The American Heart Association recently installed a new blood pressure monitoring kiosk at the Hampton Roads Community Health Center (HRCHC) in Portsmouth located at 664 Lincoln Street. The center is open to the public Monday, Tuesday, Thursday and Friday from 8am – 5pm and Wednesday from 8am – 7pm. New blood pressure guidelines were released in 2017 that define high blood pressure beginning at 130/80. It’s sometimes called the “silent killer” because it has no symptoms. Improving access to blood pressure monitoring tools and education can help more Americans manage high blood pressure.
Community members are encouraged to use the kiosk and register for the free American Heart Association’s online blood pressure control tracker called Check. Change. Control. Once a user enrolls, they are reminded to regularly check their blood pressure, which can be done by returning to the kiosk. They will receive important tips and feedback along the way to help improve their blood pressure readings and reduce their risk for heart disease, stroke, kidney failure and other dangers of uncontrolled high blood pressure. Sign up for the Check. Change. Control. program here using the code OPT18.
This is the first blood pressure kiosk the American Heart Association has installed in the Hampton Roads area. Placing this kiosk at the Hampton Roads Community Health Center makes blood pressure monitoring simple and ongoing for members of our community.

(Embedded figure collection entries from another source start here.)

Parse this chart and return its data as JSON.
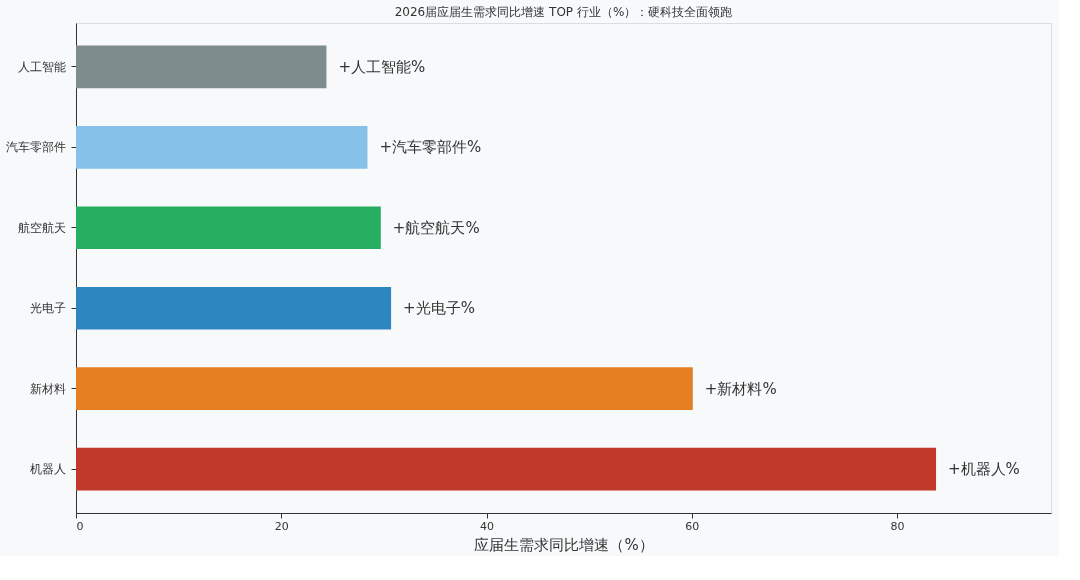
{
  "chart_data": {
    "type": "bar",
    "orientation": "horizontal",
    "title": "2026届应届生需求同比增速 TOP 行业（%）：硬科技全面领跑",
    "xlabel": "应届生需求同比增速（%）",
    "categories": [
      "人工智能",
      "汽车零部件",
      "航空航天",
      "光电子",
      "新材料",
      "机器人"
    ],
    "values": [
      24.4,
      28.4,
      29.7,
      30.7,
      60.1,
      83.8
    ],
    "colors": [
      "#7f8c8d",
      "#85c1e9",
      "#27ae60",
      "#2e86c1",
      "#e67e22",
      "#c0392b"
    ],
    "value_labels": [
      "+人工智能%",
      "+汽车零部件%",
      "+航空航天%",
      "+光电子%",
      "+新材料%",
      "+机器人%"
    ],
    "xlim": [
      0,
      95
    ],
    "xticks": [
      0,
      20,
      40,
      60,
      80
    ],
    "grid": false
  }
}
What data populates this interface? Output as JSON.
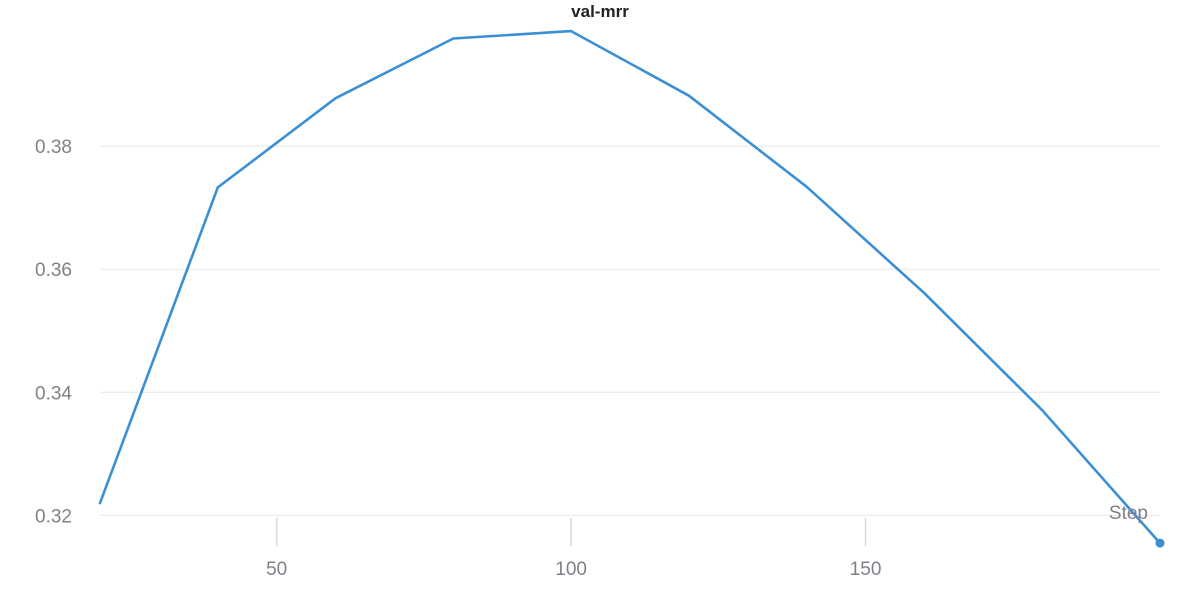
{
  "chart_data": {
    "type": "line",
    "title": "val-mrr",
    "xlabel": "Step",
    "ylabel": "",
    "xlim": [
      20,
      200
    ],
    "ylim": [
      0.316,
      0.4005
    ],
    "xticks": [
      50,
      100,
      150
    ],
    "yticks": [
      0.32,
      0.34,
      0.36,
      0.38
    ],
    "grid": true,
    "series": [
      {
        "x": [
          20,
          40,
          60,
          80,
          100,
          120,
          140,
          160,
          180,
          200
        ],
        "y": [
          0.322,
          0.3733,
          0.3878,
          0.3975,
          0.3987,
          0.3882,
          0.3734,
          0.3561,
          0.3371,
          0.3155
        ]
      }
    ],
    "colors": {
      "line": "#3b8fd4",
      "grid": "#e8e8e8",
      "tick_text": "#808088"
    }
  }
}
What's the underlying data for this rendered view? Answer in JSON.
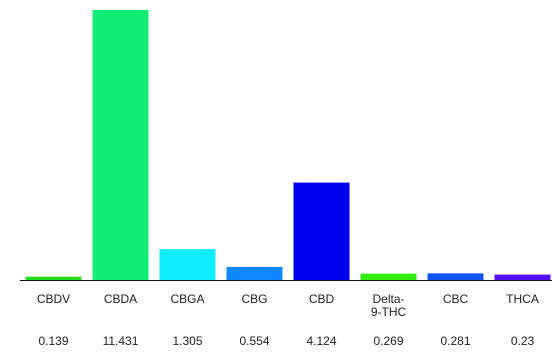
{
  "chart_data": {
    "type": "bar",
    "title": "",
    "xlabel": "",
    "ylabel": "",
    "categories": [
      "CBDV",
      "CBDA",
      "CBGA",
      "CBG",
      "CBD",
      "Delta-\n9-THC",
      "CBC",
      "THCA"
    ],
    "values": [
      0.139,
      11.431,
      1.305,
      0.554,
      4.124,
      0.269,
      0.281,
      0.23
    ],
    "value_labels": [
      "0.139",
      "11.431",
      "1.305",
      "0.554",
      "4.124",
      "0.269",
      "0.281",
      "0.23"
    ],
    "colors": [
      "#22dd22",
      "#11ee77",
      "#11eeff",
      "#1188ff",
      "#0000ee",
      "#33ee11",
      "#1155ee",
      "#5511ee"
    ],
    "ylim": [
      0,
      11.431
    ],
    "grid": false,
    "axis_color": "#111111"
  }
}
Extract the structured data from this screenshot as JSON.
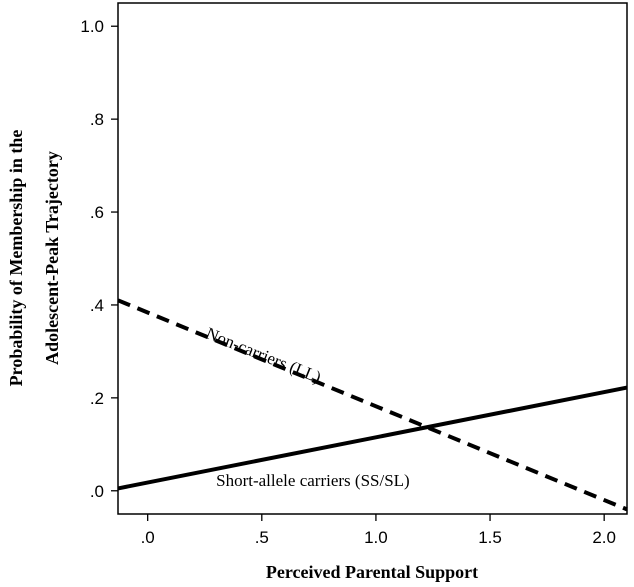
{
  "chart_data": {
    "type": "line",
    "title": "",
    "xlabel": "Perceived Parental Support",
    "ylabel": [
      "Probability of Membership in the",
      "Adolescent-Peak Trajectory"
    ],
    "xlim": [
      -0.13,
      2.1
    ],
    "ylim": [
      -0.05,
      1.05
    ],
    "x_ticks": [
      0,
      0.5,
      1.0,
      1.5,
      2.0
    ],
    "x_tick_labels": [
      ".0",
      ".5",
      "1.0",
      "1.5",
      "2.0"
    ],
    "y_ticks": [
      0,
      0.2,
      0.4,
      0.6,
      0.8,
      1.0
    ],
    "y_tick_labels": [
      ".0",
      ".2",
      ".4",
      ".6",
      ".8",
      "1.0"
    ],
    "grid": false,
    "legend": "none",
    "series": [
      {
        "name": "Non-carriers (LL)",
        "style": "dashed",
        "color": "#000000",
        "x": [
          -0.13,
          2.1
        ],
        "y": [
          0.41,
          -0.04
        ]
      },
      {
        "name": "Short-allele carriers (SS/SL)",
        "style": "solid",
        "color": "#000000",
        "x": [
          -0.13,
          2.1
        ],
        "y": [
          0.005,
          0.222
        ]
      }
    ],
    "annotations": [
      {
        "text": "Non-carriers (LL)",
        "series": 0
      },
      {
        "text": "Short-allele carriers (SS/SL)",
        "series": 1
      }
    ]
  }
}
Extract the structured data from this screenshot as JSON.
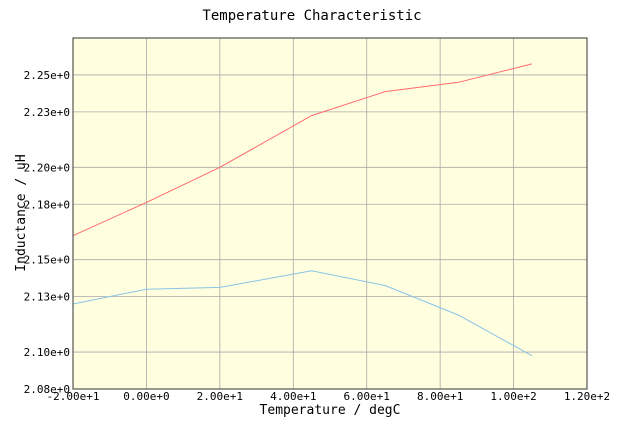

In the seven cities, over 578,000 adults or 34% of the total population are living with high blood pressure. This is equivalent to the number of people who can fit on 117 naval aircraft carriers.
Hampton Roads Community Health Center Chief Executive Officer, Barbara Willis, says “Through this kiosk, we are building a community health resource by providing individuals with the free tools they need to improve their health right here in Portsmouth.”
Our mission is to be a relentless force for a world of longer, healthier lives. For nearly 100 years, we’ve been fighting heart disease and stroke, striving to save and improve lives. Heart disease is the No. 1 killer worldwide, and stroke ranks second globally. Even when those conditions don’t result in death, they cause disability and diminish quality of life. We want to see a world free of cardiovascular diseases and stroke.